Un salarié peut parfaitement critiquer son employeur, c’est sa liberté d’expression. Mais la critique doit être mesurée et loyale et elle ne doit pas faire l’objet d’abus dans les propos. Pour résumer, il est interdit de diffamer, injurier, insulter. L’autre limite, c’est le devoir de loyauté envers l’employeur qui va de pair avec le fait que la critique émise ne porte pas atteinte de façon excessive à l’employeur, c’est-à-dire qu’elle ne créée pas un trouble objectif.
A titre d’illustration, un salarié en désaccord avec les choix de sa direction peut librement l’exprimer de façon loyale à l’intérieur de l’entreprise. En revanche, si au lieu de l’exprimer ainsi, il va répandre son opinion sur les réseaux sociaux ou dans les médias, on peut considérer que la publicité qu’il donne à son opinion, et ce même si elle est justifiée, peut créer un trouble à l’entreprise et porter préjudice à l’entreprise.
"Harceler ses collègues ou envoyer des blagues déplacées, c’est quelque chose de classique qui est appréhendé par la justice."
L’employeur est-il tenu à des obligations pour prévenir les abus ?
Oui. Les employeurs ont l’obligation de prendre des mesures pour assurer la sécurité et protéger la santé physique et mentale de leurs salariés. Il s’agit d’une disposition du code du travail et nécessairement, cela englobe l’utilisation d’un outil de travail. Donc en ce qui concerne la messagerie par exemple, l’employeur doit veiller à ce que l’utilisation n’entraîne pas d'incidences sur leur état de santé. Il lui appartient en conséquence de faire attention à ce que les salariés entre eux n’utilisent pas pas cet outil pour s’insulter ou autre. L’exemple classique c’est celui du collègue un peu grivois qui envoie régulièrement des photos ou des montages via la messagerie interne de l’entreprise ou directement via Outlook ou Gmail.
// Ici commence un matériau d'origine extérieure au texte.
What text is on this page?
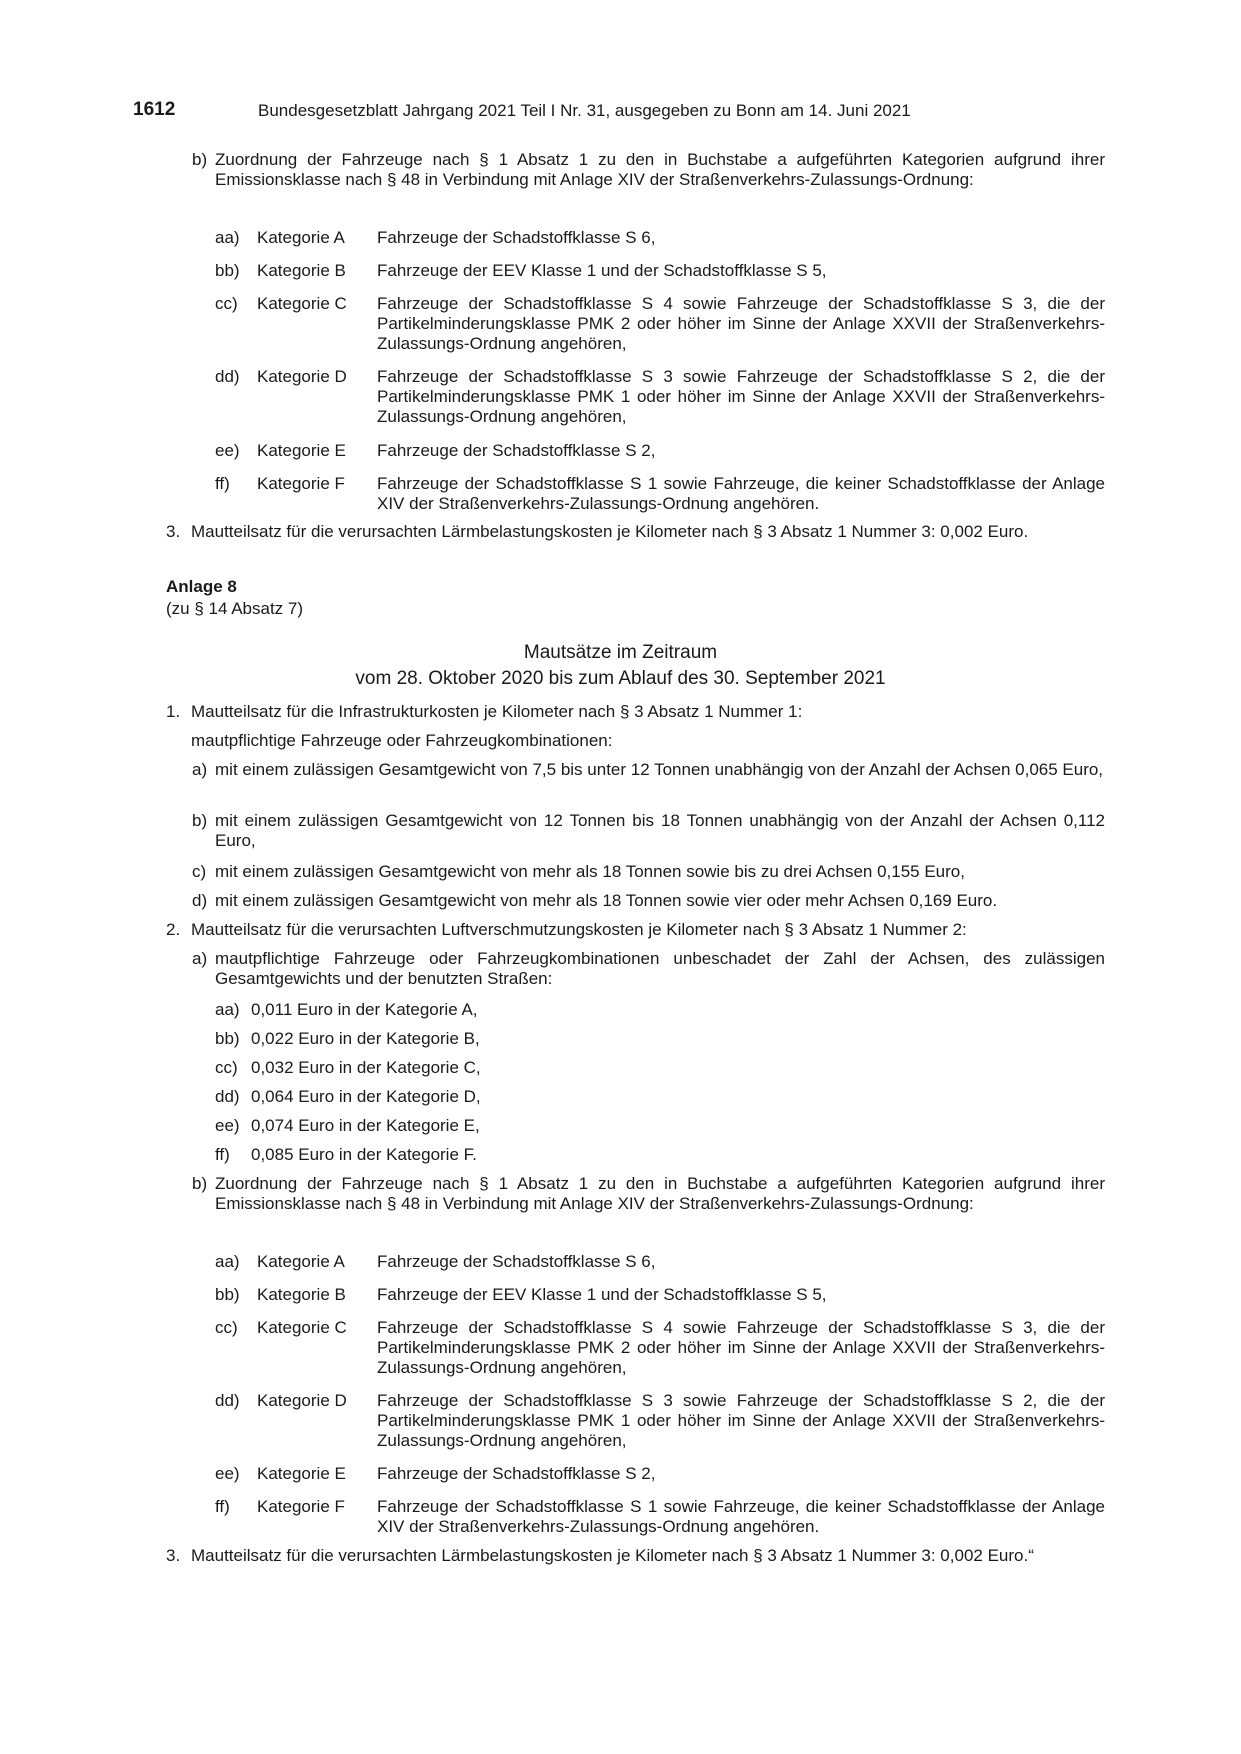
1612	Bundesgesetzblatt Jahrgang 2021 Teil I Nr. 31, ausgegeben zu Bonn am 14. Juni 2021
b) Zuordnung der Fahrzeuge nach § 1 Absatz 1 zu den in Buchstabe a aufgeführten Kategorien aufgrund ihrer Emissionsklasse nach § 48 in Verbindung mit Anlage XIV der Straßenverkehrs-Zulassungs-Ordnung:
aa) Kategorie A Fahrzeuge der Schadstoffklasse S 6,
bb) Kategorie B Fahrzeuge der EEV Klasse 1 und der Schadstoffklasse S 5,
cc) Kategorie C Fahrzeuge der Schadstoffklasse S 4 sowie Fahrzeuge der Schadstoffklasse S 3, die der Partikelminderungsklasse PMK 2 oder höher im Sinne der Anlage XXVII der Straßenverkehrs-Zulassungs-Ordnung angehören,
dd) Kategorie D Fahrzeuge der Schadstoffklasse S 3 sowie Fahrzeuge der Schadstoffklasse S 2, die der Partikelminderungsklasse PMK 1 oder höher im Sinne der Anlage XXVII der Straßenverkehrs-Zulassungs-Ordnung angehören,
ee) Kategorie E Fahrzeuge der Schadstoffklasse S 2,
ff) Kategorie F Fahrzeuge der Schadstoffklasse S 1 sowie Fahrzeuge, die keiner Schadstoffklasse der Anlage XIV der Straßenverkehrs-Zulassungs-Ordnung angehören.
3. Mautteilsatz für die verursachten Lärmbelastungskosten je Kilometer nach § 3 Absatz 1 Nummer 3: 0,002 Euro.
Anlage 8
(zu § 14 Absatz 7)
Mautsätze im Zeitraum
vom 28. Oktober 2020 bis zum Ablauf des 30. September 2021
1. Mautteilsatz für die Infrastrukturkosten je Kilometer nach § 3 Absatz 1 Nummer 1:
mautpflichtige Fahrzeuge oder Fahrzeugkombinationen:
a) mit einem zulässigen Gesamtgewicht von 7,5 bis unter 12 Tonnen unabhängig von der Anzahl der Achsen 0,065 Euro,
b) mit einem zulässigen Gesamtgewicht von 12 Tonnen bis 18 Tonnen unabhängig von der Anzahl der Achsen 0,112 Euro,
c) mit einem zulässigen Gesamtgewicht von mehr als 18 Tonnen sowie bis zu drei Achsen 0,155 Euro,
d) mit einem zulässigen Gesamtgewicht von mehr als 18 Tonnen sowie vier oder mehr Achsen 0,169 Euro.
2. Mautteilsatz für die verursachten Luftverschmutzungskosten je Kilometer nach § 3 Absatz 1 Nummer 2:
a) mautpflichtige Fahrzeuge oder Fahrzeugkombinationen unbeschadet der Zahl der Achsen, des zulässigen Gesamtgewichts und der benutzten Straßen:
aa) 0,011 Euro in der Kategorie A,
bb) 0,022 Euro in der Kategorie B,
cc) 0,032 Euro in der Kategorie C,
dd) 0,064 Euro in der Kategorie D,
ee) 0,074 Euro in der Kategorie E,
ff) 0,085 Euro in der Kategorie F.
b) Zuordnung der Fahrzeuge nach § 1 Absatz 1 zu den in Buchstabe a aufgeführten Kategorien aufgrund ihrer Emissionsklasse nach § 48 in Verbindung mit Anlage XIV der Straßenverkehrs-Zulassungs-Ordnung:
aa) Kategorie A Fahrzeuge der Schadstoffklasse S 6,
bb) Kategorie B Fahrzeuge der EEV Klasse 1 und der Schadstoffklasse S 5,
cc) Kategorie C Fahrzeuge der Schadstoffklasse S 4 sowie Fahrzeuge der Schadstoffklasse S 3, die der Partikelminderungsklasse PMK 2 oder höher im Sinne der Anlage XXVII der Straßenverkehrs-Zulassungs-Ordnung angehören,
dd) Kategorie D Fahrzeuge der Schadstoffklasse S 3 sowie Fahrzeuge der Schadstoffklasse S 2, die der Partikelminderungsklasse PMK 1 oder höher im Sinne der Anlage XXVII der Straßenverkehrs-Zulassungs-Ordnung angehören,
ee) Kategorie E Fahrzeuge der Schadstoffklasse S 2,
ff) Kategorie F Fahrzeuge der Schadstoffklasse S 1 sowie Fahrzeuge, die keiner Schadstoffklasse der Anlage XIV der Straßenverkehrs-Zulassungs-Ordnung angehören.
3. Mautteilsatz für die verursachten Lärmbelastungskosten je Kilometer nach § 3 Absatz 1 Nummer 3: 0,002 Euro.“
A cet égard, certains employeurs mettent par exemple en place des chartes qui autorisent ou pas à utiliser à des fins personnelles la messagerie. D’autres peuvent prévoir éventuellement une surveillance de la messagerie : l’employeur informe les salariés que tous les messages seront lus et qu’une copie sera effectuée. En réalité, tout est possible, y compris la surveillance, dès lors que c’est justifié et proportionnel au but recherché.
A quoi s’expose un salarié qui aurait utilisé la messagerie professionnelle à des fins abusives ?
Le code du travail prévoit beaucoup de choses mais ne prévoit pas tout. En revanche, il n’y a jamais de vide juridique et il y a toujours éventuellement une intervention jurisprudentielle. Il n’y a pas de dispositions particulières pour tous les outils de travail, mais détourner la messagerie pour harceler ses collègues ou envoyer des blagues déplacées est quelque chose de classique qui est appréhendé par la justice.
En l’occurrence, c’est le cas dès lors que la victime se plaint à son employeur, à son entourage, ou que l’employeur découvre des faits de lui-même et prend l’initiative de les sanctionner avant même que la victime ne se plaigne. Pour rappel, pour que la qualification de harcèlement soit retenue, il faut nécessairement des agissements répétés. En conséquence, un commentaire unique, aussi désobligeant soit-il, ne caractérise pas à lui seul une situation de harcèlement moral. Une autre qualification pourra le cas échéant être retenue.
En droit du travail, ce qui est sanctionné c’est la poursuite du contrat de travail ou pas. La condition c’est de savoir si le comportement du salarié a créé un trouble pour l’entreprise. Sur le plan disciplinaire, l’employeur choisit la sanction qu’il prononce. Cela peut aller du simple avertissement à la mise à pied temporaire en passant par le licenciement simple ou pour faute grave, et tout cela sous le contrôle a posteriori du juge prud’ homal qui apprécie la proportionnalité entre les faits et la sanction qui a été prononcée. Ensuite, un employeur peut librement porter plainte ou pas contre les faits qu’il reproche à son salarié : la suite relève de la qualification pénale qui sera retenue.